Potential Metal Interferences on the
Determination of Arsenic(III)

The interference of 16 metal species on
the determination of As(III) was tested by
spiking synthetic samples containing 10 μg/L
As(III) and 10 μg/L As(V) with 0.0001 to
1,000 mg/L Al, Cd, Co, Cr(III), Cr(VI),
Cu(II), Fe(III), Fe(II), Mn, Ni, Pb, Sb(III),
Sb(V), Se(IV), Se(VI), and Zn and
determining the As(III) concentration using
the HGAAS procedure (without cationexchange
treatment). Arsenic(III) recoveries
for samples spiked with Al, Co, Cr(III),
Fe(II), Mn, Ni, and Zn ranged from 84 to 107
percent over the entire concentration range
tested (fig. 5).
Low As(III) recoveries occurred when
Cd exceeded 25 mg/L, Cr(VI) exceeded 0.03
mg/L, Cu(II) exceeded 2.0 mg/L, or Fe(III)
exceeded 1.0 mg/L. Cadmium and Cu(II) are
likely reduced by NaBH4 in the FIAS reaction
chamber and, consequently, arsine production
is limited by the available NaBH4.
Chromium(VI) and Fe(III) inhibit arsine
production by either competing with As(III)
for the available NaBH4 or oxidizing As(III)
to As(V). Arsenic(III) is quickly oxidized as
Fe(III) undergoes photoreduction (Emett and
Khoe, 2001). These synthetic samples were
prepared in clear volumetric flasks and
exposed to light. Therefore, the low As(III)
recovery in the presence of only Fe(III) may
be due to photochemical reactions with
Fe(III) prior to the As(III) determination.
However, when Fe(II) concentrations were
twice the concentration of Fe(III), low As(III)
recoveries occurred only when Fe(III)
exceeded 10 mg/L (fig. 6). Iron(II) relieves
the interference from Fe(III), within a limited
Fe(III) concentration range, by reacting with
free radicals generated as Fe(III) undergoes
photoreduction (Emett and Khoe, 2001).
Among the hydride-forming metals, Sb(III) at
concentrations greater than 0.1 mg/L, Sb(V)

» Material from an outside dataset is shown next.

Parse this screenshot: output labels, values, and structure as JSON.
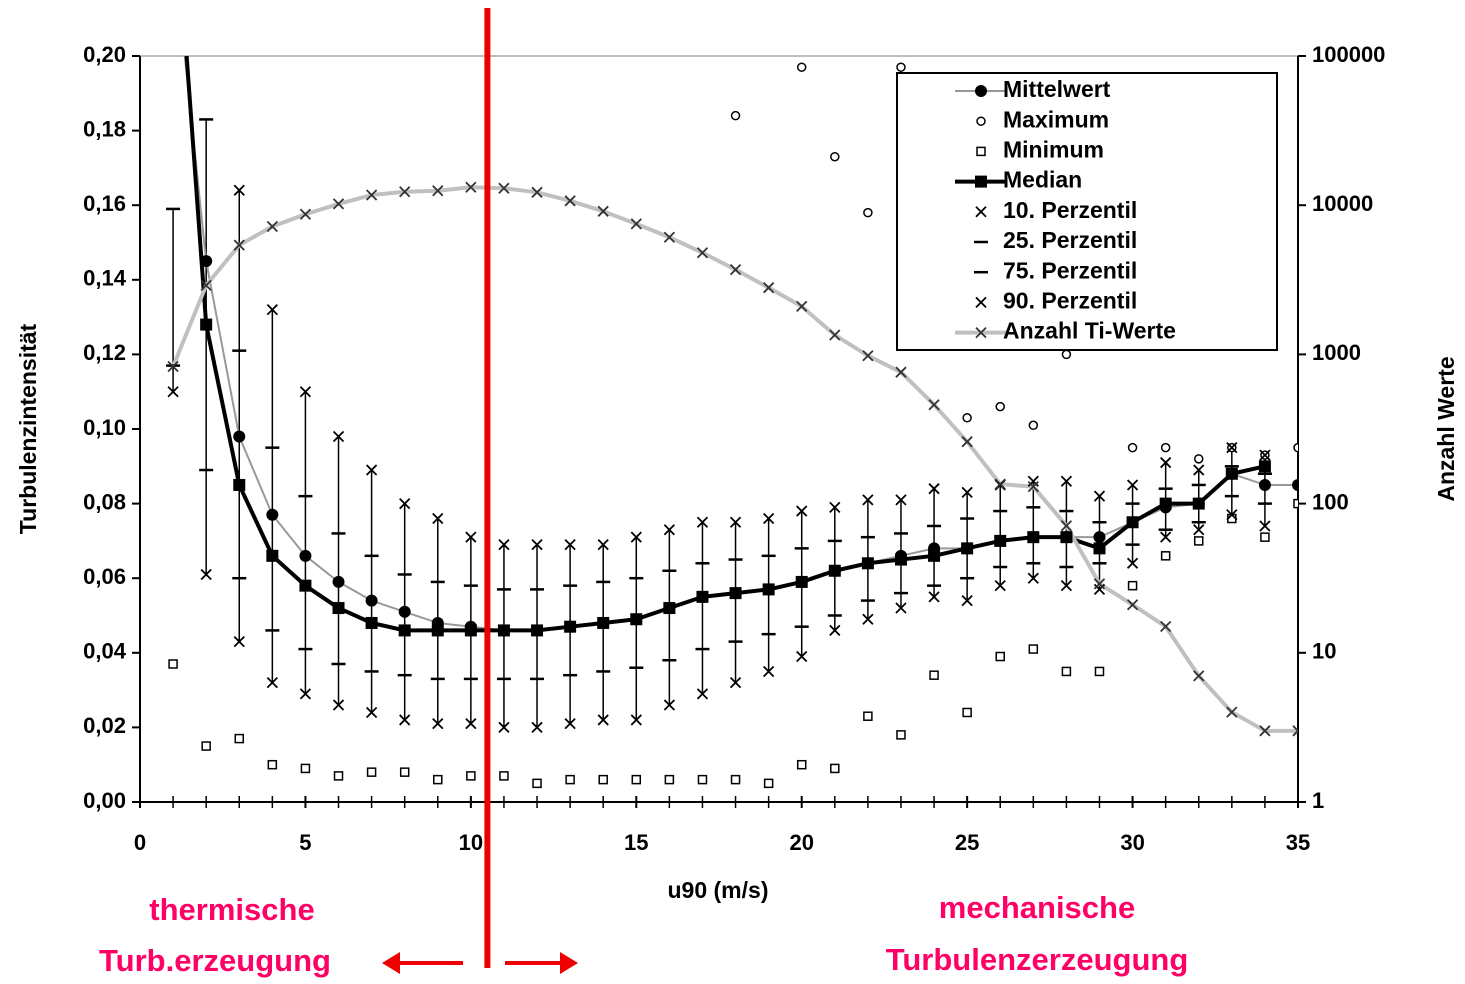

greater than 0.4 mg/L, and Se(IV) greater than
0.02 mg/L interfered with As(III)
determinations, whereas Pb and Se(VI) did
not (fig. 7). Antimony(III), Sb(V), and Se(IV)
suppress AsH3(g) production by reacting with
the available NaBH4. An additive effect of
interfering metals on the determination of
As(III) was demonstrated by adding
increasing amounts of Fe(III) to a solution
containing 0.5 mg/L Cu and 10 μg/L As(III)

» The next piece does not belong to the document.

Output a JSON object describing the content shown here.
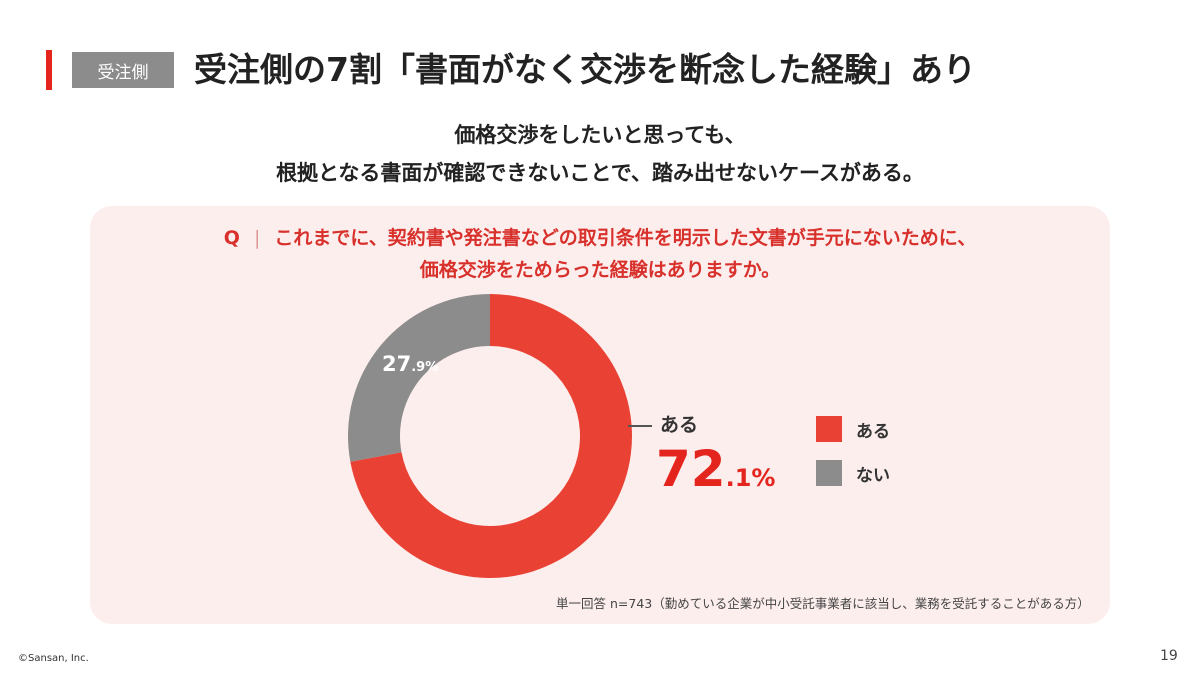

(fig. 8). Low As(III) recoveries occurred
when the molar ratios of metals to As(III)
were: Cu(II) greater than 120, Fe(III) greater
than 70, Cr(VI) greater than 2, Cd greater
than 800, Sb(III) greater than 3, Sb(V) greater
than 12, or Se(IV) greater than 1. The sample
could not be diluted to an As(III)
concentration (As(III) less than 20 μg/L)
below which these interferences were absent.

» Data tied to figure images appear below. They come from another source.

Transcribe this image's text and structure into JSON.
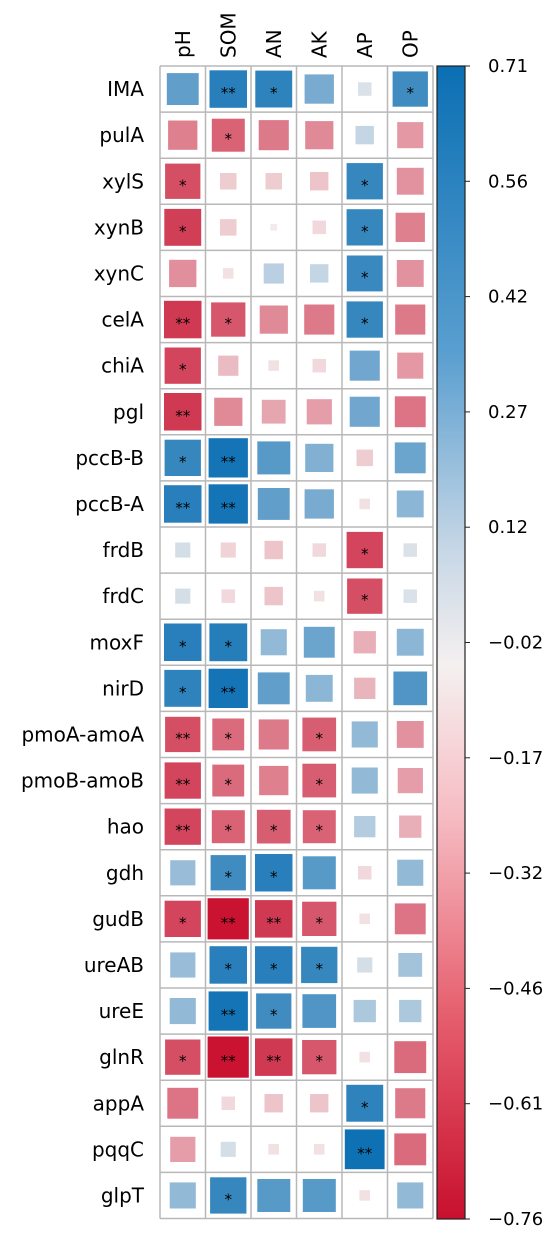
{
  "chart_data": {
    "type": "heatmap",
    "title": "",
    "columns": [
      "pH",
      "SOM",
      "AN",
      "AK",
      "AP",
      "OP"
    ],
    "rows": [
      "IMA",
      "pulA",
      "xylS",
      "xynB",
      "xynC",
      "celA",
      "chiA",
      "pgl",
      "pccB-B",
      "pccB-A",
      "frdB",
      "frdC",
      "moxF",
      "nirD",
      "pmoA-amoA",
      "pmoB-amoB",
      "hao",
      "gdh",
      "gudB",
      "ureAB",
      "ureE",
      "glnR",
      "appA",
      "pqqC",
      "glpT"
    ],
    "values": [
      [
        0.45,
        0.62,
        0.6,
        0.38,
        0.08,
        0.55
      ],
      [
        -0.38,
        -0.48,
        -0.4,
        -0.35,
        0.15,
        -0.3
      ],
      [
        -0.55,
        -0.12,
        -0.12,
        -0.15,
        0.58,
        -0.32
      ],
      [
        -0.6,
        -0.12,
        -0.02,
        -0.08,
        0.58,
        -0.38
      ],
      [
        -0.33,
        -0.05,
        0.18,
        0.15,
        0.57,
        -0.32
      ],
      [
        -0.62,
        -0.52,
        -0.35,
        -0.4,
        0.58,
        -0.4
      ],
      [
        -0.58,
        -0.18,
        -0.05,
        -0.08,
        0.4,
        -0.3
      ],
      [
        -0.62,
        -0.35,
        -0.25,
        -0.28,
        0.4,
        -0.42
      ],
      [
        0.58,
        0.68,
        0.48,
        0.35,
        -0.12,
        0.42
      ],
      [
        0.62,
        0.68,
        0.45,
        0.38,
        -0.05,
        0.32
      ],
      [
        0.1,
        -0.1,
        -0.15,
        -0.08,
        -0.58,
        0.08
      ],
      [
        0.1,
        -0.08,
        -0.15,
        -0.05,
        -0.55,
        0.08
      ],
      [
        0.62,
        0.63,
        0.3,
        0.42,
        -0.22,
        0.32
      ],
      [
        0.6,
        0.68,
        0.45,
        0.32,
        -0.2,
        0.5
      ],
      [
        -0.55,
        -0.45,
        -0.4,
        -0.5,
        0.3,
        -0.32
      ],
      [
        -0.58,
        -0.45,
        -0.38,
        -0.5,
        0.3,
        -0.28
      ],
      [
        -0.58,
        -0.48,
        -0.5,
        -0.48,
        0.2,
        -0.22
      ],
      [
        0.28,
        0.55,
        0.62,
        0.48,
        -0.08,
        0.3
      ],
      [
        -0.58,
        -0.75,
        -0.62,
        -0.52,
        -0.05,
        -0.42
      ],
      [
        0.28,
        0.62,
        0.62,
        0.58,
        0.1,
        0.25
      ],
      [
        0.3,
        0.68,
        0.55,
        0.5,
        0.22,
        0.22
      ],
      [
        -0.55,
        -0.75,
        -0.62,
        -0.52,
        -0.05,
        -0.45
      ],
      [
        -0.42,
        -0.08,
        -0.15,
        -0.15,
        0.6,
        -0.4
      ],
      [
        -0.28,
        0.1,
        -0.05,
        -0.05,
        0.7,
        -0.45
      ],
      [
        0.3,
        0.58,
        0.48,
        0.48,
        -0.05,
        0.3
      ]
    ],
    "significance": [
      [
        "",
        "**",
        "*",
        "",
        "",
        "*"
      ],
      [
        "",
        "*",
        "",
        "",
        "",
        ""
      ],
      [
        "*",
        "",
        "",
        "",
        "*",
        ""
      ],
      [
        "*",
        "",
        "",
        "",
        "*",
        ""
      ],
      [
        "",
        "",
        "",
        "",
        "*",
        ""
      ],
      [
        "**",
        "*",
        "",
        "",
        "*",
        ""
      ],
      [
        "*",
        "",
        "",
        "",
        "",
        ""
      ],
      [
        "**",
        "",
        "",
        "",
        "",
        ""
      ],
      [
        "*",
        "**",
        "",
        "",
        "",
        ""
      ],
      [
        "**",
        "**",
        "",
        "",
        "",
        ""
      ],
      [
        "",
        "",
        "",
        "",
        "*",
        ""
      ],
      [
        "",
        "",
        "",
        "",
        "*",
        ""
      ],
      [
        "*",
        "*",
        "",
        "",
        "",
        ""
      ],
      [
        "*",
        "**",
        "",
        "",
        "",
        ""
      ],
      [
        "**",
        "*",
        "",
        "*",
        "",
        ""
      ],
      [
        "**",
        "*",
        "",
        "*",
        "",
        ""
      ],
      [
        "**",
        "*",
        "*",
        "*",
        "",
        ""
      ],
      [
        "",
        "*",
        "*",
        "",
        "",
        ""
      ],
      [
        "*",
        "**",
        "**",
        "*",
        "",
        ""
      ],
      [
        "",
        "*",
        "*",
        "*",
        "",
        ""
      ],
      [
        "",
        "**",
        "*",
        "",
        "",
        ""
      ],
      [
        "*",
        "**",
        "**",
        "*",
        "",
        ""
      ],
      [
        "",
        "",
        "",
        "",
        "*",
        ""
      ],
      [
        "",
        "",
        "",
        "",
        "**",
        ""
      ],
      [
        "",
        "*",
        "",
        "",
        "",
        ""
      ]
    ],
    "colorbar": {
      "range": [
        -0.76,
        0.71
      ],
      "ticks": [
        "0.71",
        "0.56",
        "0.42",
        "0.27",
        "0.12",
        "−0.02",
        "−0.17",
        "−0.32",
        "−0.46",
        "−0.61",
        "−0.76"
      ],
      "colors": {
        "low": "#c8102e",
        "mid": "#f5f0f0",
        "high": "#0b6fb3"
      }
    }
  }
}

Copper(II) and Fe(III) are of primary concern
because water generated from acid mine
drainage potentially contains high
concentrations of Cu(II) and Fe(III).

Cation Exchange Separation of
Iron(III) and Copper

Interfering metals can be removed using
cation-exchange resin prior to the
determination of As(III). The relative
selectivity for AG 50W-X8 cation-exchange
resin is 2.95 for Cd, 2.9 for Cu(II), and 1.0 for
H+ (Bio-Rad, 2003). Therefore, as long as the
capacity of the resin (1.7 millieqivalents
(meq) per mL of resin) is not exceeded, Cd
and Cu(II) are expected to be removed from
solution. The relative selectivity for Fe(III) is
not published in the AG 50W instruction
manual.
Laboratory experiments done for this
report demonstrated that AG 50W-X8 cationexchange
resin in the H+ form removed large
amounts of Cu(II) and Fe(III) while
maintaining the existing As(III)/As(T) ratio
(table 1). When the As(III) concentration is
high relative to that of the interfering metal,
the sample may be diluted before analysis to a
Cd, Cu(II), Cr(VI), Fe(III), Sb(III), or Se(IV)
concentration that does not interfere with the
As(III) determination. Chromium(VI) and the
Se and Sb oxyanions will not be removed by
cation exchange.